A significant rupture on this boundary between the Pacific and Australian plates is likely to generate a powerful earthquake of between magnitude 8.0 and 8.2. This will potentially be disastrous for parts of the West Coast and also cause a huge amount of damage in western Otago, particularly in Queenstown and Wanaka.
Scientists believe it is possible this great quake will occur sometime in the next 30 to 50 years. Quite how it will affect Dunedin is uncertain — the city’s distance from the Alpine Fault and the quake’s epicentre may spare Dunedin from the worst of the violent shaking, although several minutes of rolling motion could destabilise hill slopes and generate liquefaction in the ground under parts of the city.
While efforts to make more people aware of the dangers of the slumbering Alpine Fault are to be applauded, that geological feature may not actually pose the biggest seismic threat to Dunedin in the coming decades or centuries.
Science now tells us there are several faults, considered active or potentially active, within 50km of Dunedin, some coming as close as 5km from the central city.
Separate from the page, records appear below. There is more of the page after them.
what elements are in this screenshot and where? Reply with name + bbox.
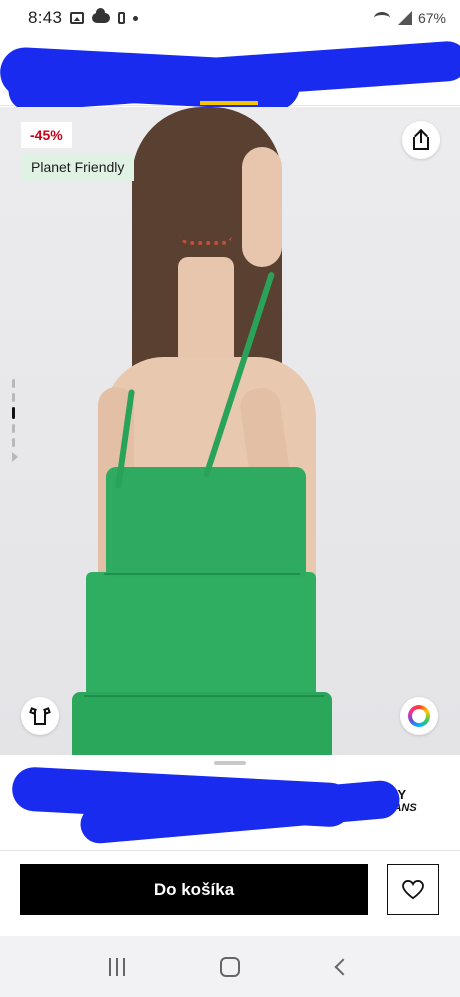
- color-picker-button[interactable]: [400, 697, 438, 735]
- cloud-icon: [92, 8, 111, 23]
- battery-level: 67%: [417, 10, 446, 26]
- divider: [0, 850, 460, 851]
- dot-icon: [133, 15, 139, 21]
- planet-friendly-badge: Planet Friendly: [21, 153, 135, 181]
- system-nav-bar: [0, 936, 460, 997]
- heart-icon: [402, 879, 424, 899]
- pager-dot[interactable]: [12, 424, 15, 433]
- pager-dot[interactable]: [12, 393, 15, 402]
- pager-dot[interactable]: [12, 379, 15, 388]
- home-button[interactable]: [210, 947, 250, 987]
- pager-dot-active[interactable]: [12, 407, 15, 419]
- product-photo: [0, 107, 460, 755]
- back-button[interactable]: [323, 947, 363, 987]
- add-to-cart-button[interactable]: Do košíka: [20, 864, 368, 915]
- product-detail-screen: 8:43 67% -45% Planet Friendly JEANS Do k…: [0, 0, 460, 997]
- share-icon: [413, 128, 429, 150]
- drag-handle[interactable]: [214, 761, 246, 765]
- battery-saver-icon: [118, 12, 126, 24]
- product-info-panel: TOMMY JEANS: [0, 755, 460, 850]
- wishlist-button[interactable]: [387, 864, 439, 915]
- wifi-icon: [373, 12, 390, 24]
- size-guide-button[interactable]: [21, 697, 59, 735]
- pager-dot[interactable]: [12, 438, 15, 447]
- color-wheel-icon: [408, 705, 430, 727]
- pager-arrow-icon[interactable]: [12, 452, 18, 462]
- tshirt-icon: [29, 707, 51, 725]
- signal-icon: [396, 11, 412, 25]
- recents-button[interactable]: [97, 947, 137, 987]
- active-tab-indicator: [200, 101, 258, 105]
- gallery-icon: [70, 12, 85, 24]
- status-time: 8:43: [28, 8, 63, 27]
- product-image-gallery[interactable]: -45% Planet Friendly: [0, 107, 460, 755]
- discount-badge: -45%: [21, 122, 72, 148]
- recents-icon: [108, 957, 125, 976]
- share-button[interactable]: [402, 121, 440, 159]
- status-bar: 8:43 67%: [0, 0, 460, 36]
- back-icon: [334, 958, 352, 975]
- app-header: [0, 36, 460, 112]
- home-icon: [219, 956, 240, 977]
- gallery-pager: [12, 379, 18, 479]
Three of these — the Akatore, Titri and Hyde faults — could generate quakes in excess of magnitude 7.0. A new find, the Kaikorai Fault in the valley of the same name, might also be active and could cause a quake in the high magnitude 6 range.
We saw what happened in Christchurch in the 2010 and 2011 earthquakes, and Dunedin could well one day go through a similarly awful experience.
So much of the city’s reputation and economy is based on tourism and heritage, and what might a major local earthquake mean for that?